O Seguro Rural, sabidamente, não é uma ferramenta acessível a todos os produtores rurais.
O próprio governo admite que a restrição já começa no plano orçamentário que vem reduzindo o valor destinado ao prêmio de seguro rural. Atualmente apenas 15% da área plantada no País contam com a cobertura da subvenção, somando 1,5 milhão de hectares e afirma que o seguro é voltado ao pequeno e médio produtor, enquanto a agricultura familiar é atendida pelo Proagro.
O ministro da Agricultura Blairo Maggi formou uma equipe de trabalho com representantes de toda a cadeia produtiva para se repensar o modelo vigente de seguro e realizar uma parceria público privada, porque certamente esses parceiros que já financiam o setor teriam interesse em vender seus produtos.
Na teoria tudo funciona, é bonito, eficiente e todos se comportam com a integridade e honestidade desejada em negociações comerciais. Mas, para o presidente do Sindicato Rural de Assis, Orson Mureb Jacob, em se tratando de Brasil, outras negociações acontecem fora do papel: “o que deveria cobrir e dar respaldo ao produtor num momento de perda ou baixa de preços é justamente o que prejudica o cotidiano do produtor”.
Segundo Jacob, na prática, o modelo de seguro rural em vigor é planejado apenas para proteger os interesses das companhias de seguro, resseguradoras, fabricantes de insumos,
revendas, bancos entre outros, porque o produtor fica à mercê das regras impostas por eles
para contratar o seguro.
Jacob cita o exemplo do seguro da soja para a safra 2017/18. São asseguradas cerca de 82
sacas por alqueire (34 sacas/ ha) a R$ 70,00 a saca. Mas se o produtor colher mais de 82 sacas por alqueire, ele não terá seguro nenhum porque o seguro só cobre a diferença até 82 sacas e terá que vender de acordo com o valor de mercado da soja naquele momento, correndo o risco de vender a saca por bem menos do que foi contratado pelo seguro.
“É por isso que a gente briga por um seguro de produção e renda. Além de ser ineficiente, o
seguro é caro, e por isso o governo entra com subvenção.”
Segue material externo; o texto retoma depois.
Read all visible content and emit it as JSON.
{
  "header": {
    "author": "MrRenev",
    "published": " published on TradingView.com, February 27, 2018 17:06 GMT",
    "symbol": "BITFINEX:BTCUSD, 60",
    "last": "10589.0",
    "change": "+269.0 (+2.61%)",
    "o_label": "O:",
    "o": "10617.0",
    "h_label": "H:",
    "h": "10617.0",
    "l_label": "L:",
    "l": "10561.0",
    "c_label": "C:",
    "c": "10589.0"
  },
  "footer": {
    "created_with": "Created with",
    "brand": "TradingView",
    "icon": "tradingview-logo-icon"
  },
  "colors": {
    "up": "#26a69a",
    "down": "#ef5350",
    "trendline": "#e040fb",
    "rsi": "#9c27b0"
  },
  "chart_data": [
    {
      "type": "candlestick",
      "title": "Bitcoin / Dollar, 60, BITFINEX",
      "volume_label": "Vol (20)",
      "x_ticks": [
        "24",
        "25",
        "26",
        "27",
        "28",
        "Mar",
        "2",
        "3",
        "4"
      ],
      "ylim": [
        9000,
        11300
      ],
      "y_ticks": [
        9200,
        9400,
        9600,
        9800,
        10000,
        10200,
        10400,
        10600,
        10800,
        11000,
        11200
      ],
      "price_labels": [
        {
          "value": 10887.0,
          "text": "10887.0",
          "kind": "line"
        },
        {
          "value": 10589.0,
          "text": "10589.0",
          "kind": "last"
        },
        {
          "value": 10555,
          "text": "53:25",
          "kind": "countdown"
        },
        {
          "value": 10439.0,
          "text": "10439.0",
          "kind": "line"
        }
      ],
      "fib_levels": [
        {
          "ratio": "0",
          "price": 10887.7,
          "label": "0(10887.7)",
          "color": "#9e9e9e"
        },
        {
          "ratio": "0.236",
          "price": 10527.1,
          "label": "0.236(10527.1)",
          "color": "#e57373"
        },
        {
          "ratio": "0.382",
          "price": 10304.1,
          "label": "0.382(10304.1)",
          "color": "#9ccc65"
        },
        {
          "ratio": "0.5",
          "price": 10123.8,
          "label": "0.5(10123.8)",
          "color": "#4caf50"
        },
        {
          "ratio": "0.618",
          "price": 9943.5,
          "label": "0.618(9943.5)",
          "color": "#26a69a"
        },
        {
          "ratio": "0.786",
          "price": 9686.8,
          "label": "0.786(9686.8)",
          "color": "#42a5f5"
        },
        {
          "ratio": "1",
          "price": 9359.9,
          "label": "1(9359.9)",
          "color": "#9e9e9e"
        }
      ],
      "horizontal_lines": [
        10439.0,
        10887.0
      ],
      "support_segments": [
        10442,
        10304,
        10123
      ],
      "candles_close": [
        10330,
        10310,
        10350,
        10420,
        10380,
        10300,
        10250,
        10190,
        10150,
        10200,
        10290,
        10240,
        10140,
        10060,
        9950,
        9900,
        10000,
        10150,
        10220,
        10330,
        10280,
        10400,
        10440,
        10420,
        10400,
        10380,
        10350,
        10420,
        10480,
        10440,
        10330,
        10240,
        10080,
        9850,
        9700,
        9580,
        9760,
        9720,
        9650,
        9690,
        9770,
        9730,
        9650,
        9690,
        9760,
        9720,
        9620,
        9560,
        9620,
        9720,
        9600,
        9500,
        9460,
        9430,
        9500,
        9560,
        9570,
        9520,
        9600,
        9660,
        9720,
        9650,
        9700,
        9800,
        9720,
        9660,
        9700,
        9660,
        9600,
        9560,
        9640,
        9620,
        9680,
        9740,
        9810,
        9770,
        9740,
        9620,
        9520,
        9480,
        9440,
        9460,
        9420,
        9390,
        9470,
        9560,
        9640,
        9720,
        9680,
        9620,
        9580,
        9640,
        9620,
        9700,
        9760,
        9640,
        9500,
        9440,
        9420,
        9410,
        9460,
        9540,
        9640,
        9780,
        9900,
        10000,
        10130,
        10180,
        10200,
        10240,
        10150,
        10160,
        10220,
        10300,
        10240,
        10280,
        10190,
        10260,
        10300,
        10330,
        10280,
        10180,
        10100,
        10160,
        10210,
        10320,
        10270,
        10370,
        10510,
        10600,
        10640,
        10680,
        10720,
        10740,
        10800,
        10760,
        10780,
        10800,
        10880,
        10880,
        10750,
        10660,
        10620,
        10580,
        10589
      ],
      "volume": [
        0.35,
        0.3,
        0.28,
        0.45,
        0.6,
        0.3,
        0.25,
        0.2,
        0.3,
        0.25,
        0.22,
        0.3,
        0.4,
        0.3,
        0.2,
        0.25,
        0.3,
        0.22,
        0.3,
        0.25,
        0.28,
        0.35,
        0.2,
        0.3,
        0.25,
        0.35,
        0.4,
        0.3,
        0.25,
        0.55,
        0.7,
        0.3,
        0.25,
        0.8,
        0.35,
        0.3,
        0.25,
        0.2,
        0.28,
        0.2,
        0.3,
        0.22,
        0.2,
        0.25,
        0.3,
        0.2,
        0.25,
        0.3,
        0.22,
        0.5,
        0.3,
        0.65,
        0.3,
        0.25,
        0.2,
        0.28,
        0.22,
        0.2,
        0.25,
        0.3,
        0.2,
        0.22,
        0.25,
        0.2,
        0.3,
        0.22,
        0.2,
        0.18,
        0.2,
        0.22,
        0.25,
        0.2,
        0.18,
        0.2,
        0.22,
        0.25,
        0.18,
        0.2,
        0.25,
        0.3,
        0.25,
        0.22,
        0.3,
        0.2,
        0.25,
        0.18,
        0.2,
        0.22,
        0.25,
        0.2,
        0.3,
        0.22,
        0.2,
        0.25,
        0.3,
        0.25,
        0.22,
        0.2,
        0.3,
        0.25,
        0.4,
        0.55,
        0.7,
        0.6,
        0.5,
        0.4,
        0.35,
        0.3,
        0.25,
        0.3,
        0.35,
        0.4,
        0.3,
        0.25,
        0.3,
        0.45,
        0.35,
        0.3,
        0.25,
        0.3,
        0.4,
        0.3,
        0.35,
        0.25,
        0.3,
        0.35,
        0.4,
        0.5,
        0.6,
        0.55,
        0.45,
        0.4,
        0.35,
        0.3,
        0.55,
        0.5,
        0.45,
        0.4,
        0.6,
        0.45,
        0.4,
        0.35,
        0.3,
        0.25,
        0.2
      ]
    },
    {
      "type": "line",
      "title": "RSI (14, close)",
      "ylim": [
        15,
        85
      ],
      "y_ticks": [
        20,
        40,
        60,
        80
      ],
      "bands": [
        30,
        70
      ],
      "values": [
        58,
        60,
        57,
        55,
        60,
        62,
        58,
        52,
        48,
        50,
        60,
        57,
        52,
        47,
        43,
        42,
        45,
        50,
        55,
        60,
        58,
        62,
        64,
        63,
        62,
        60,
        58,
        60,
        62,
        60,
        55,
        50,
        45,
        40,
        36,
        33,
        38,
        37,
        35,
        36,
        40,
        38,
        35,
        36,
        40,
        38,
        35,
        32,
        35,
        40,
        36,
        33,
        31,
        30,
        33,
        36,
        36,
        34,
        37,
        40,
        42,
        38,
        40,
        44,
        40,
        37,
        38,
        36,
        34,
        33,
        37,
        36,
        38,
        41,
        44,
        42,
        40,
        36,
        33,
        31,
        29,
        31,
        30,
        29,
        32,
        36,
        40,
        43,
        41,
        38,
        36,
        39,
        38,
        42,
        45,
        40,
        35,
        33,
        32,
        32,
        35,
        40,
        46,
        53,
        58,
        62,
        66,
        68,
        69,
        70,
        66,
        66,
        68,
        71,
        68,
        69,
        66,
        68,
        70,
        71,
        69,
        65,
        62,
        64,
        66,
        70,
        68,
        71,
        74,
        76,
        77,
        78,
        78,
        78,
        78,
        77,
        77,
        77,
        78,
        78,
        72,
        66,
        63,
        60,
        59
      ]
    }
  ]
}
O caso do milho safrinha é ainda pior. O valor contratado é R$35,00 a saca com uma produtividade média de 120 sacas por alqueire (50 sacas/ha), totalizando R$ 4.200,00. No entanto, na época da contratação do seguro o preço do milho já estava menor, mesmo assim o produtor fez o seguro. Na hora de colher, o valor da saca do milho não chega a R$20. Pensemos em uma situação em que uma área segurada deu um total de 120 sacas, mas o milho foi vendido por menos de R$20, deixando o produtor com uma perda de aproximadamente R$1.200. “Nesse caso, o produtor deveria ter rezado para perder toda a produção. É um descabimento, pois na realidade contratamos o seguro para não ser usado e olha o que tem acontecido de verdade”, aponta Jacob.
Há anos o Sindicato Rural de Assis vem brigando por um seguro de produção e renda, baseado em zoneamento agrícola e módulos de produção, que tornem a atividade independente das arapucas montadas pelas revendas, financiadoras e o próprio mercado manipulador.
“O produtor rural nunca para de produzir e sabendo disso, os outros envolvidos na cadeia do agronegócio vão determinando suas regras de acordo com seus próprios interesses. A falta de uma política séria que regulamente o mercado, que dê subvenção apropriada, que garanta a renda no campo em casos de perdas é importante para que o Brasil permaneça crescendo e evoluindo. Provamos que sabemos produzir. Está na hora de termos acesso à qualidade dispensada a outros setores da economia”, declara Jacob.
O presidente do Sindicato Rural de Assis ainda lembra que os Estados Unidos, um dos maiores produtores de grãos do planeta, já pagaram produtores para não plantarem a fim de manter o equilíbrio entre produção e preço. “Aqui no Brasil se planta para perder.”